Antiangiogenesis therapy, also known as angiogenesis inhibitors, represents one of the effective therapeutic strategies for cancer. It inhibits the growth of tumor cells by blocking the growth of blood vessels that support tumor growth. Although angiogenesis inhibitors provide rapid disease control and high response rates, they may be limited durability as monotherapy.
Immune checkpoint therapy, also known as immune checkpoint inhibitors, targets regulatory pathways in T cells and promotes the activation of cancer-killing immune cells, enhancing anti-tumor immune responses. The combination of immune checkpoint therapy with anti-angiogenesis therapy has revolutionized the treatment of advanced cancers, which provide a synergistic anti-tumor effect.
Angiogenesis and immunosuppressive microenvironment are two very important factors for the development of tumor progression.

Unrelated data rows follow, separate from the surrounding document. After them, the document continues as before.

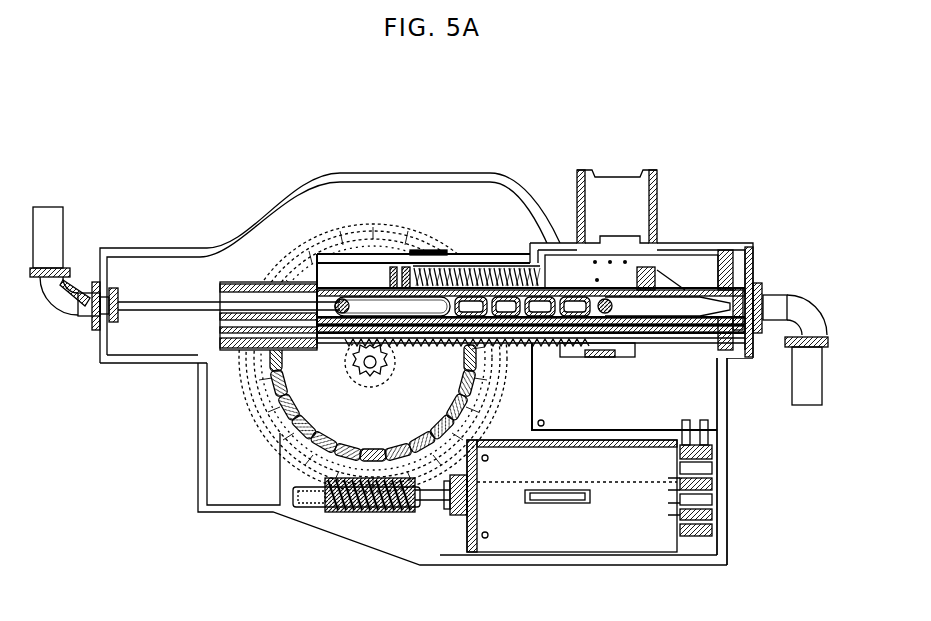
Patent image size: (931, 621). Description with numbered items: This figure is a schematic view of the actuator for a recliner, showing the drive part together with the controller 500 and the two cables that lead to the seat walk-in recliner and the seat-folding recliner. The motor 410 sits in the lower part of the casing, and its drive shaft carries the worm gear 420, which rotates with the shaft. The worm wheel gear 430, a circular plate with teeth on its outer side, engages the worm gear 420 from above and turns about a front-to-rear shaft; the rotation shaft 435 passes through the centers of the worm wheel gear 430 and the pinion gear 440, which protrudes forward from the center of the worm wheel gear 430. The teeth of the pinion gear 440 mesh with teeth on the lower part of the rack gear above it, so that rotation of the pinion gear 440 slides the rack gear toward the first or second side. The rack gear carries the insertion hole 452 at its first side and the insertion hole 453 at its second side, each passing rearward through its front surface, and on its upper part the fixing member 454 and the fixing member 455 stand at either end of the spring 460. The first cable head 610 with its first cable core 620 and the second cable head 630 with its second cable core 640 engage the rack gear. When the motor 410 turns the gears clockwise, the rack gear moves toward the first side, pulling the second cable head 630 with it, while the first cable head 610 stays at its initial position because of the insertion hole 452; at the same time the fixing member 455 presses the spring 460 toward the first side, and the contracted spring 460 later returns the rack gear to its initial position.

The motor 410 is at (665, 515).
The worm gear 420 is at (340, 512).
The worm wheel gear 430 is at (355, 377).
The rotation shaft 435 is at (355, 360).
The pinion gear 440 is at (265, 418).
The insertion hole 452 is at (700, 297).
The insertion hole 453 is at (378, 303).
The fixing member 454 is at (643, 268).
The fixing member 455 is at (400, 283).
The spring 460 is at (477, 272).
The controller 500 is at (690, 260).
The first cable head 610 is at (610, 297).
The first cable core 620 is at (723, 340).
The second cable head 630 is at (343, 305).
The second cable core 640 is at (187, 300).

Tumor angiogenesis is highly dependent on the immunosuppressive microenvironment, while tumor immune escape is closely related to tumor angiogenesis. For example, activated T cells produce interferon-γ (IFN-γ), which directly promote tumor vascular normalization and regression through interacting with IFN-γ receptors on tumor endothelial cells. Hence, the combination of anti-angiogenesis and immune checkpoint inhibitors (ICIs) can increase anti-tumor efficacy. Currently, most preclinical studies and clinical trials have been performed to investigate the synergistic effect of the combination therapy and acquired promising outcomes.
Fig.1 Mutual regulation of tumor vessel normalization and immune microenvironment reprogramming. (Yi, 2019)
With the advent of ICIs and angiogenesis inhibitors, there is interest in empirically combining these two therapies with the hopes of preserving high response rates and adding durability. A number of trials have demonstrated that the combination of VEGF inhibitors with ICIs increases response rates, tumor shrinkage, and progression-free survival (PFS) compared with immunotherapy alone in advanced and metastatic RCC.
Table 1. Select early-phase trials utilizing the combination of VEGF TKIs and ICIs. (Nizam, 2019)
Trial | Phase | Mechanism of Action | Primary Endpoints | Secondary Endpoints | Associated Phase III trial |
NCT03136627 | Ib/II | PD-1 + TKI | MTD/DLT | Disease status q3 months in months 1-12, then q6 months | N/A |
NCT02496208 | Ib | PD-1 + TKI±CTLA-4 | MTD/DLT; ORR | PFS | CHECKMATE 9ER (NCT03141177) |
COSMIC-021 (NCT03170960) | Ib | PD-L1 + TKI | Dose Escalation: MTD/RD Dose Expansion: ORR | AEs and SAEs | N/A |
The concept of combination of ICIs and angiogenesis inhibitors is based on the immunomodulatory role of VEGF-A observed in multiple cancers. Inhibition of VEGF-A can increase the number of intratumoral CD8+ cells and impair tumor growth. Several clinical trials are being performed to evaluate the effect of combining ICIs and angiogenesis inhibitors on HCC. The study reported HCC patients treated with combination of anti-VEGF antibody and anti-PD-L1 antibody showed RECIST response rates of 34%. But approximately 25% of patients exhibited grade 3-4 toxicity, including mostly hypertension, abnormal liver tests, and autoimmune manifestations. Another early-phase study showed that treatment with combination of multi-targeted tyrosine kinase inhibitors and anti-PD-1 antibodies exhibited a radiological response rate of 46% in 13 HCC patients, with acceptable toxicity.